# Blank sublimation mugs in Colorado



## cruzinmyvette (Feb 27, 2011)

Hi,
I have read thru the forums and couldn't find out if there are any places in Colorado, or the Denver/Colorado Springs area that sell blank sublimation mugs. Does anyone have any information on where I might find them locally? Someone had mentioned that there was a place in Denver that sold blank mugs, but didn't know the name. Any info or advice would be great! Buying in bulk and shipping is killing me. 
Thanks!
Kelly Z


----------



## mn shutterbug (Mar 19, 2009)

Shipping kills most of us. You just have to build it into your hard costs. It costs me about 70c per mug for shipping. It sucks, but I deal with it.


----------



## cruzinmyvette (Feb 27, 2011)

mn shutterbug said:


> Shipping kills most of us. You just have to build it into your hard costs. It costs me about 70c per mug for shipping. It sucks, but I deal with it.

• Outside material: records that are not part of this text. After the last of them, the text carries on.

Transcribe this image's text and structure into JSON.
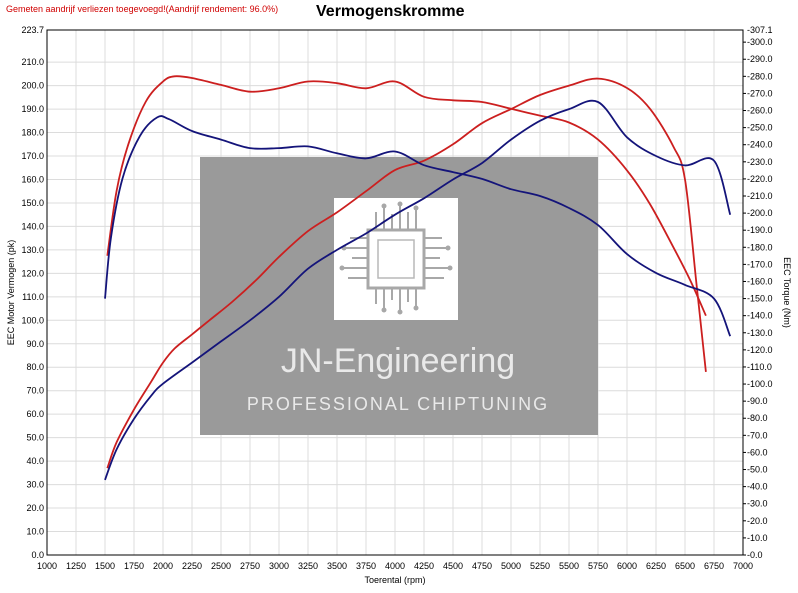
{
  "header": {
    "note": "Gemeten aandrijf verliezen toegevoegd!(Aandrijf rendement: 96.0%)",
    "title": "Vermogenskromme"
  },
  "watermark": {
    "line1": "JN-Engineering",
    "line2": "PROFESSIONAL CHIPTUNING",
    "icon": "circuit-chip-icon"
  },
  "colors": {
    "red": "#cc1f1f",
    "blue": "#14147a"
  },
  "chart_data": {
    "type": "line",
    "xlabel": "Toerental (rpm)",
    "ylabel": "EEC Motor Vermogen (pk)",
    "y2label": "EEC Torque (Nm)",
    "xlim": [
      1000,
      7000
    ],
    "ylim": [
      0,
      223.7
    ],
    "y2lim": [
      0,
      307.1
    ],
    "grid": true,
    "x_ticks": [
      "1000",
      "1250",
      "1500",
      "1750",
      "2000",
      "2250",
      "2500",
      "2750",
      "3000",
      "3250",
      "3500",
      "3750",
      "4000",
      "4250",
      "4500",
      "4750",
      "5000",
      "5250",
      "5500",
      "5750",
      "6000",
      "6250",
      "6500",
      "6750",
      "7000"
    ],
    "y_ticks": [
      "0.0",
      "10.0",
      "20.0",
      "30.0",
      "40.0",
      "50.0",
      "60.0",
      "70.0",
      "80.0",
      "90.0",
      "100.0",
      "110.0",
      "120.0",
      "130.0",
      "140.0",
      "150.0",
      "160.0",
      "170.0",
      "180.0",
      "190.0",
      "200.0",
      "210.0"
    ],
    "y_top_label": "223.7",
    "y2_ticks": [
      "0.0",
      "10.0",
      "20.0",
      "30.0",
      "40.0",
      "50.0",
      "60.0",
      "70.0",
      "80.0",
      "90.0",
      "100.0",
      "110.0",
      "120.0",
      "130.0",
      "140.0",
      "150.0",
      "160.0",
      "170.0",
      "180.0",
      "190.0",
      "200.0",
      "210.0",
      "220.0",
      "230.0",
      "240.0",
      "250.0",
      "260.0",
      "270.0",
      "280.0",
      "290.0",
      "300.0"
    ],
    "y2_top_label": "307.1",
    "series": [
      {
        "color": "#cc1f1f",
        "axis": "left",
        "x": [
          1520,
          1600,
          1750,
          1900,
          2000,
          2100,
          2250,
          2400,
          2600,
          2800,
          3000,
          3250,
          3500,
          3750,
          4000,
          4250,
          4500,
          4750,
          5000,
          5250,
          5500,
          5750,
          6000,
          6200,
          6400,
          6500,
          6600,
          6680
        ],
        "y": [
          37,
          48,
          62,
          74,
          82,
          88,
          94,
          100,
          108,
          117,
          127,
          138,
          146,
          155,
          164,
          168,
          175,
          184,
          190,
          196,
          200,
          203,
          199,
          190,
          174,
          160,
          115,
          78
        ]
      },
      {
        "color": "#cc1f1f",
        "axis": "right",
        "x": [
          1520,
          1600,
          1700,
          1850,
          2000,
          2100,
          2250,
          2500,
          2750,
          3000,
          3250,
          3500,
          3750,
          4000,
          4250,
          4500,
          4750,
          5000,
          5250,
          5500,
          5750,
          6000,
          6200,
          6400,
          6550,
          6680
        ],
        "y": [
          175,
          213,
          240,
          265,
          277,
          280,
          279,
          275,
          271,
          273,
          277,
          276,
          273,
          277,
          268,
          266,
          265,
          261,
          257,
          253,
          243,
          225,
          205,
          180,
          160,
          140
        ]
      },
      {
        "color": "#14147a",
        "axis": "left",
        "x": [
          1500,
          1600,
          1750,
          1900,
          2000,
          2250,
          2500,
          2750,
          3000,
          3250,
          3500,
          3750,
          4000,
          4250,
          4500,
          4750,
          5000,
          5250,
          5500,
          5750,
          6000,
          6250,
          6500,
          6750,
          6890
        ],
        "y": [
          32,
          45,
          58,
          68,
          73,
          82,
          91,
          100,
          110,
          122,
          130,
          137,
          145,
          152,
          160,
          167,
          177,
          185,
          190,
          193,
          178,
          170,
          166,
          168,
          145
        ]
      },
      {
        "color": "#14147a",
        "axis": "right",
        "x": [
          1500,
          1550,
          1650,
          1800,
          1950,
          2050,
          2250,
          2500,
          2750,
          3000,
          3250,
          3500,
          3750,
          4000,
          4250,
          4500,
          4750,
          5000,
          5250,
          5500,
          5750,
          6000,
          6250,
          6500,
          6750,
          6890
        ],
        "y": [
          150,
          185,
          220,
          245,
          256,
          255,
          248,
          243,
          238,
          238,
          239,
          235,
          232,
          236,
          228,
          224,
          220,
          214,
          210,
          203,
          193,
          176,
          165,
          158,
          150,
          128
        ]
      }
    ]
  }
}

Yeah, I hear ya. Sure wish there was an easier way. But your right, just add it to the selling price. I didn't think of that.
Thanks!


----------



## jiarby (Feb 8, 2007)

Isn't Mick from Cactus in Colorado?


----------



## jdoug5170 (Sep 8, 2010)

jiarby said:


> Isn't Mick from Cactus in Colorado?



Mick from Cactus, WAS in Colorado. Unfortunately, Mick passed away early this year. Mick was certainly the king of mug coating and pressing equipment.

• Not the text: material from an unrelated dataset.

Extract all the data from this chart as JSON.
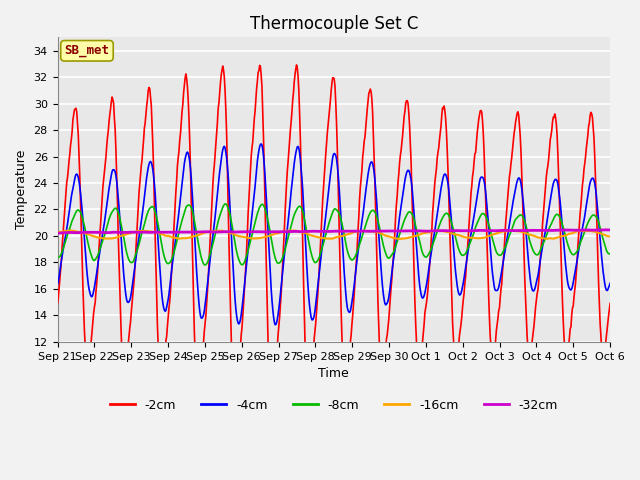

Mick has not sold coated mugs for many years, having sold out to Marc and Associates.

The trick to competitive mug pricing is to buy in large enough qty that they come shipped on a pallet. Much lower price per mug this way. Or, move closer to one of the distributors!

Doug


----------



## cruzinmyvette (Feb 27, 2011)

Thank you everyone for the info
I will do some research and find a place that sells in bulk. One place I found was Coastal Business. I've bought mugs from them also. Just got to suck it up and put the cost of shipping into the price of the mugs, I guess. The mugs that I've bought from Ebay weren't very well made. The ones from Coastal were excellent. I used the poorly made ones for practice!


----------



## uncletee (Feb 25, 2007)

I'm thinking of movining next door to conde!!!! just charge with shipping in mind, good luck uncletee.


----------



## jiarby (Feb 8, 2007)

I used to buy mine in Tucson at Catalina China... they mfg'd the mugs and also did sublimation coating. Last time I called to buy a few cases they gave me a crazy retail price that was 4x what I paid on my previous order. They did 11oz and 15oz mugs and made in the USA.

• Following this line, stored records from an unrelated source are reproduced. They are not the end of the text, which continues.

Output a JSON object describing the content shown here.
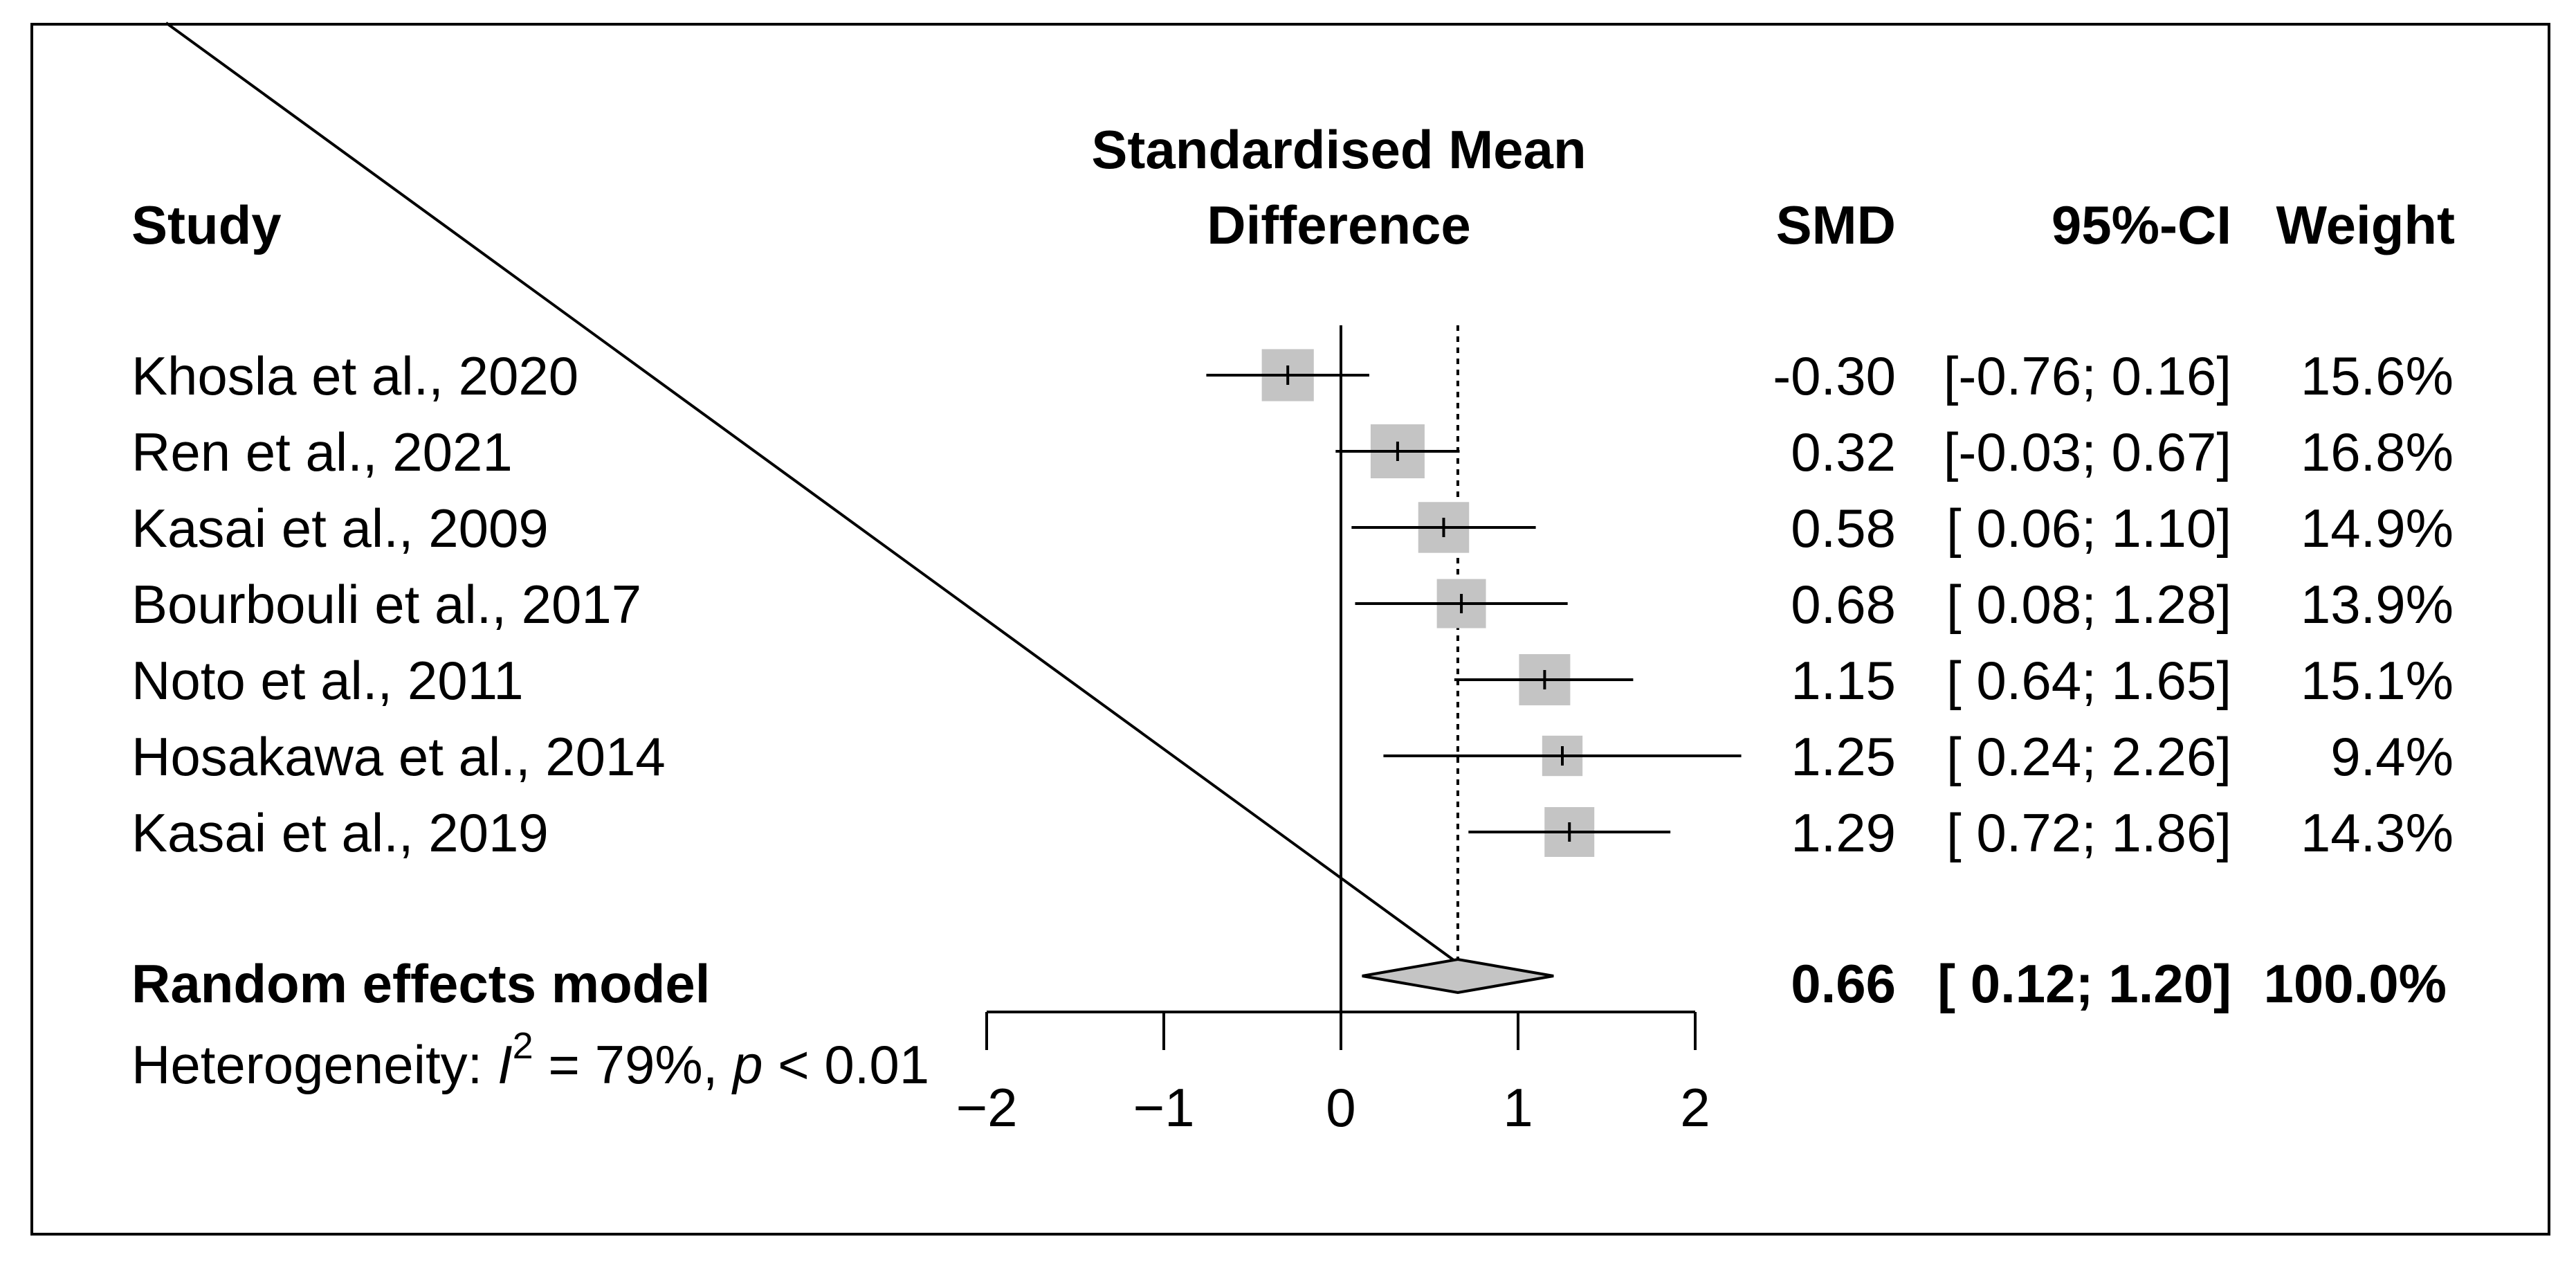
{
  "chart_data": {
    "type": "forest",
    "headers": {
      "study": "Study",
      "effect_line1": "Standardised Mean",
      "effect_line2": "Difference",
      "smd": "SMD",
      "ci": "95%-CI",
      "weight": "Weight"
    },
    "studies": [
      {
        "label": "Khosla et al., 2020",
        "smd": -0.3,
        "lower": -0.76,
        "upper": 0.16,
        "smd_text": "-0.30",
        "ci_text": "[-0.76; 0.16]",
        "weight": 15.6,
        "weight_text": "15.6%"
      },
      {
        "label": "Ren et al., 2021",
        "smd": 0.32,
        "lower": -0.03,
        "upper": 0.67,
        "smd_text": "0.32",
        "ci_text": "[-0.03; 0.67]",
        "weight": 16.8,
        "weight_text": "16.8%"
      },
      {
        "label": "Kasai et al., 2009",
        "smd": 0.58,
        "lower": 0.06,
        "upper": 1.1,
        "smd_text": "0.58",
        "ci_text": "[ 0.06; 1.10]",
        "weight": 14.9,
        "weight_text": "14.9%"
      },
      {
        "label": "Bourbouli et al., 2017",
        "smd": 0.68,
        "lower": 0.08,
        "upper": 1.28,
        "smd_text": "0.68",
        "ci_text": "[ 0.08; 1.28]",
        "weight": 13.9,
        "weight_text": "13.9%"
      },
      {
        "label": "Noto et al., 2011",
        "smd": 1.15,
        "lower": 0.64,
        "upper": 1.65,
        "smd_text": "1.15",
        "ci_text": "[ 0.64; 1.65]",
        "weight": 15.1,
        "weight_text": "15.1%"
      },
      {
        "label": "Hosakawa et al., 2014",
        "smd": 1.25,
        "lower": 0.24,
        "upper": 2.26,
        "smd_text": "1.25",
        "ci_text": "[ 0.24; 2.26]",
        "weight": 9.4,
        "weight_text": "9.4%"
      },
      {
        "label": "Kasai et al., 2019",
        "smd": 1.29,
        "lower": 0.72,
        "upper": 1.86,
        "smd_text": "1.29",
        "ci_text": "[ 0.72; 1.86]",
        "weight": 14.3,
        "weight_text": "14.3%"
      }
    ],
    "summary": {
      "label": "Random effects model",
      "smd": 0.66,
      "lower": 0.12,
      "upper": 1.2,
      "smd_text": "0.66",
      "ci_text": "[ 0.12; 1.20]",
      "weight_text": "100.0%"
    },
    "heterogeneity": {
      "prefix": "Heterogeneity: ",
      "symbol": "I",
      "superscript": "2",
      "value_text": " = 79%, ",
      "p_symbol": "p",
      "p_text": " < 0.01"
    },
    "x_axis": {
      "ticks": [
        -2,
        -1,
        0,
        1,
        2
      ],
      "tick_labels": [
        "−2",
        "−1",
        "0",
        "1",
        "2"
      ],
      "xlim": [
        -2,
        2
      ]
    },
    "colors": {
      "box_fill": "#c4c4c4",
      "diamond_fill": "#c4c4c4",
      "line": "#000000"
    }
  }
}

Bummer about Mick. I knew he didn't coat mugs anymore, but I was SURE he would know any distributor in Colorado


----------



## jdoug5170 (Sep 8, 2010)

The made in the USA mugs are very nice quality. You might try Paramount Services for these. www-dye-sublimation-products.com 

I'm currently sourcing my mugs from Joto in Blaine, WA as I can drive the 400 miles to pick up a truck load and visit my mother at the same time...she likes that! And, I add the price of the gasoline into the price of the mugs...

Doug


----------



## mn shutterbug (Mar 19, 2009)

jdoug5170 said:


> I'm currently sourcing my mugs from Joto in Blaine, WA as I can drive the 400 miles to pick up a truck load and visit my mother at the same time...she likes that! And, I add the price of the gasoline into the price of the mugs...
> 
> Doug


You'd better be adding in the wear and tear on your truck, too. Tires aren't cheap and neither is the cost of a new truck when this one wears out. Even at these gas prices, the gas is still less than 50% of your actual driving costs, unless your gas mileage really stinks.  I get about 28 mpg with my SUV, which at $3.55 for gas translates to 13c per mile for the gas. With everything else included, I estimate it costs me around 37c per mile to drive anywhere.

Also, Conde has a better price on the USA mugs.


----------



## jiarby (Feb 8, 2007)

I think those are the Catalina ones.


----------



## jdoug5170 (Sep 8, 2010)

Not to worry, I use the IRS mileage allowance when I'm figuring my cost for any driving I do. Since we drive about 200 miles a week during the summer for the races we attend, it adds up. But, you are absolutely right!


----------



## Conde_David (May 29, 2008)

Mick wad quite a character. 
He is missed.


----------